13. The non-transitory, computer-readable medium of claim 11, wherein the at least one measurable subsurface formation attribute includes at least one of gamma ray, density, or neutron porosity, and wherein the at least one interpreted subsurface attribute includes at least one of volume of shale, effective porosity, or effective water saturation.
14. The non-transitory, computer-readable medium of claim 11, wherein the at least one interpreted log machine-learning model comprises a first percentile machine-learning model, a second percentile machine-learning model, and a third percentile machine-learning model.
15. The non-transitory, computer-readable medium of claim 11, wherein the pay zone probability machine-learning model comprises at least one of a binary cutoff machine-learning model or a fuzzy cutoff machine-learning model.
16. The non-transitory, computer-readable medium of claim 11, wherein a wellbore operation is modified based on the pay probability for the zone.
17. A system comprising:
a processor; and
a computer-readable medium having instructions stored thereon that are executable by the processor, the instructions including,
instructions to obtain well logs for at least one measurable subsurface formation attribute of a subsurface formation into which a wellbore is formed; and
instructions to perform a multi-stage operation to predict a pay probability for a zone in the subsurface formation that defines a likelihood that the zone includes hydrocarbons that are commercially viable for recovery, wherein the instructions to perform the multi-stage operation comprises,
instructions to predict, via at least one interpreted log machine-learning model using the well logs as inputs, interpreted logs of at least one interpreted subsurface attribute at corresponding depths of the wellbore; and
instructions to predict, via a pay zone probability machine-learning model using the interpreted logs as inputs, the pay probability for the zone.
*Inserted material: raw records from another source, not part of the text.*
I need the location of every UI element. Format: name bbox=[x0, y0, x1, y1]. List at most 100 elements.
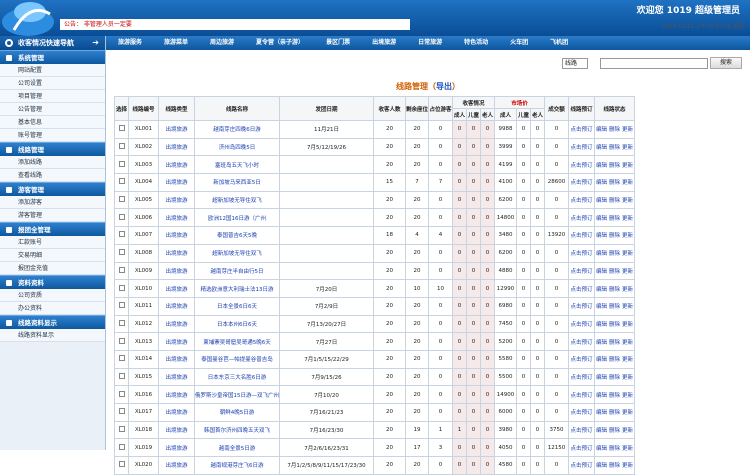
row-action-link[interactable]: 更新 bbox=[622, 180, 633, 186]
row-action-link[interactable]: 删除 bbox=[609, 216, 620, 222]
export-link[interactable]: 导出 bbox=[436, 82, 452, 91]
table-cell[interactable]: 泰国普吉6天5晚 bbox=[194, 226, 280, 245]
row-action-link[interactable]: 更新 bbox=[622, 251, 633, 257]
row-action-link[interactable]: 删除 bbox=[609, 446, 620, 452]
row-action-link[interactable]: 编辑 bbox=[596, 375, 607, 381]
sidebar-item[interactable]: 网站配置 bbox=[0, 64, 105, 77]
table-cell[interactable]: 日本全景6日6天 bbox=[194, 296, 280, 316]
table-cell[interactable]: 出境旅游 bbox=[158, 349, 195, 369]
row-action-link[interactable]: 编辑 bbox=[596, 463, 607, 469]
row-action-link[interactable]: 更新 bbox=[622, 410, 633, 416]
table-cell[interactable]: 出境旅游 bbox=[158, 243, 195, 263]
row-action-link[interactable]: 更新 bbox=[622, 198, 633, 204]
row-action-link[interactable]: 编辑 bbox=[596, 287, 607, 293]
table-cell[interactable]: 越南芽庄半自由行5日 bbox=[194, 261, 280, 281]
table-cell[interactable]: 点击预订 bbox=[568, 120, 596, 139]
table-cell[interactable]: 越南岘港芽庄飞6日游 bbox=[194, 456, 280, 475]
row-action-link[interactable]: 更新 bbox=[622, 145, 633, 151]
row-checkbox[interactable] bbox=[118, 426, 125, 433]
table-cell[interactable]: 超新加坡无导住双飞 bbox=[194, 190, 280, 210]
row-action-link[interactable]: 删除 bbox=[609, 127, 620, 133]
sidebar-item[interactable]: 线路资料显示 bbox=[0, 329, 105, 342]
table-cell[interactable]: 点击预订 bbox=[568, 438, 596, 458]
table-cell[interactable]: 出境旅游 bbox=[158, 438, 195, 458]
table-cell[interactable]: 柬埔寨吴哥窟吴哥通5晚6天 bbox=[194, 332, 280, 351]
row-action-link[interactable]: 更新 bbox=[622, 127, 633, 133]
table-cell[interactable]: 出境旅游 bbox=[158, 155, 195, 175]
row-checkbox[interactable] bbox=[118, 408, 125, 415]
row-action-link[interactable]: 更新 bbox=[622, 463, 633, 469]
table-cell[interactable]: 点击预订 bbox=[568, 367, 596, 387]
nav-item-1[interactable]: 旅游菜单 bbox=[164, 36, 188, 50]
row-action-link[interactable]: 编辑 bbox=[596, 251, 607, 257]
sidebar-section-5[interactable]: 线路资料显示 bbox=[0, 315, 105, 329]
row-checkbox[interactable] bbox=[118, 355, 125, 362]
table-cell[interactable]: 出境旅游 bbox=[158, 314, 195, 334]
nav-item-6[interactable]: 日常旅游 bbox=[418, 36, 442, 50]
nav-item-3[interactable]: 夏令营（亲子游） bbox=[256, 36, 304, 50]
row-action-link[interactable]: 编辑 bbox=[596, 357, 607, 363]
row-action-link[interactable]: 编辑 bbox=[596, 428, 607, 434]
table-cell[interactable]: 济州岛四晚5日 bbox=[194, 137, 280, 157]
table-cell[interactable]: 出境旅游 bbox=[158, 173, 195, 192]
sidebar-section-4[interactable]: 资料资料 bbox=[0, 275, 105, 289]
row-checkbox[interactable] bbox=[118, 302, 125, 309]
table-cell[interactable]: 出境旅游 bbox=[158, 279, 195, 298]
row-action-link[interactable]: 删除 bbox=[609, 393, 620, 399]
row-action-link[interactable]: 更新 bbox=[622, 216, 633, 222]
table-cell[interactable]: 出境旅游 bbox=[158, 261, 195, 281]
table-cell[interactable]: 点击预订 bbox=[568, 314, 596, 334]
row-checkbox[interactable] bbox=[118, 160, 125, 167]
table-cell[interactable]: 日本东京三大名胜6日游 bbox=[194, 367, 280, 387]
sidebar-section-2[interactable]: 游客管理 bbox=[0, 182, 105, 196]
sidebar-item[interactable]: 项目管理 bbox=[0, 90, 105, 103]
table-cell[interactable]: 出境旅游 bbox=[158, 137, 195, 157]
sidebar-item[interactable]: 账号管理 bbox=[0, 129, 105, 142]
row-checkbox[interactable] bbox=[118, 125, 125, 132]
row-checkbox[interactable] bbox=[118, 443, 125, 450]
row-action-link[interactable]: 删除 bbox=[609, 233, 620, 239]
table-cell[interactable]: 点击预订 bbox=[568, 403, 596, 422]
row-action-link[interactable]: 删除 bbox=[609, 428, 620, 434]
row-checkbox[interactable] bbox=[118, 249, 125, 256]
sidebar-item[interactable]: 公告管理 bbox=[0, 103, 105, 116]
row-action-link[interactable]: 删除 bbox=[609, 357, 620, 363]
row-action-link[interactable]: 编辑 bbox=[596, 233, 607, 239]
table-cell[interactable]: 精选欧洲意大利瑞士法13日游 bbox=[194, 279, 280, 298]
table-cell[interactable]: 越南芽庄四晚6日游 bbox=[194, 120, 280, 139]
table-cell[interactable]: 出境旅游 bbox=[158, 190, 195, 210]
row-action-link[interactable]: 编辑 bbox=[596, 322, 607, 328]
row-action-link[interactable]: 编辑 bbox=[596, 180, 607, 186]
table-cell[interactable]: 出境旅游 bbox=[158, 120, 195, 139]
row-action-link[interactable]: 编辑 bbox=[596, 216, 607, 222]
table-cell[interactable]: 出境旅游 bbox=[158, 296, 195, 316]
table-cell[interactable]: 欧洲12国16日游（广州 bbox=[194, 208, 280, 228]
row-checkbox[interactable] bbox=[118, 284, 125, 291]
row-action-link[interactable]: 删除 bbox=[609, 322, 620, 328]
row-action-link[interactable]: 编辑 bbox=[596, 145, 607, 151]
row-action-link[interactable]: 更新 bbox=[622, 340, 633, 346]
nav-item-5[interactable]: 出境旅游 bbox=[372, 36, 396, 50]
table-cell[interactable]: 出境旅游 bbox=[158, 367, 195, 387]
table-cell[interactable]: 点击预订 bbox=[568, 349, 596, 369]
table-cell[interactable]: 点击预订 bbox=[568, 173, 596, 192]
table-cell[interactable]: 点击预订 bbox=[568, 226, 596, 245]
nav-item-4[interactable]: 景区门票 bbox=[326, 36, 350, 50]
row-action-link[interactable]: 更新 bbox=[622, 269, 633, 275]
row-checkbox[interactable] bbox=[118, 337, 125, 344]
table-cell[interactable]: 出境旅游 bbox=[158, 385, 195, 404]
sidebar-item[interactable]: 交易明细 bbox=[0, 249, 105, 262]
row-action-link[interactable]: 删除 bbox=[609, 163, 620, 169]
table-cell[interactable]: 点击预订 bbox=[568, 190, 596, 210]
table-cell[interactable]: 点击预订 bbox=[568, 456, 596, 475]
row-action-link[interactable]: 更新 bbox=[622, 233, 633, 239]
row-action-link[interactable]: 删除 bbox=[609, 410, 620, 416]
table-cell[interactable]: 出境旅游 bbox=[158, 332, 195, 351]
row-checkbox[interactable] bbox=[118, 390, 125, 397]
table-cell[interactable]: 点击预订 bbox=[568, 296, 596, 316]
sidebar-item[interactable]: 汇款账号 bbox=[0, 236, 105, 249]
row-action-link[interactable]: 更新 bbox=[622, 357, 633, 363]
table-cell[interactable]: 泰国曼谷芭—帕提曼谷普吉岛 bbox=[194, 349, 280, 369]
table-cell[interactable]: 点击预订 bbox=[568, 385, 596, 404]
row-checkbox[interactable] bbox=[118, 231, 125, 238]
18. The system of claim 17,
wherein instructions to perform the multi-stage operation comprise instructions to determine an uncertainty for at least one of the interpreted logs and
wherein instructions to predict the pay probability comprise instructions to predict, via the pay zone probability machine-learning model using the interpreted logs and the uncertainty for the at least one of the interpreted logs as inputs, the pay probability for the zone.
19. The system of claim 17, wherein the at least one measurable subsurface formation attribute includes at least one of gamma ray, density, or neutron porosity, and wherein the at least one interpreted subsurface attribute includes at least one of volume of shale, effective porosity, or effective water saturation.
20. The system of claim 17, wherein a wellbore operation is modified based on the pay probability for the zone.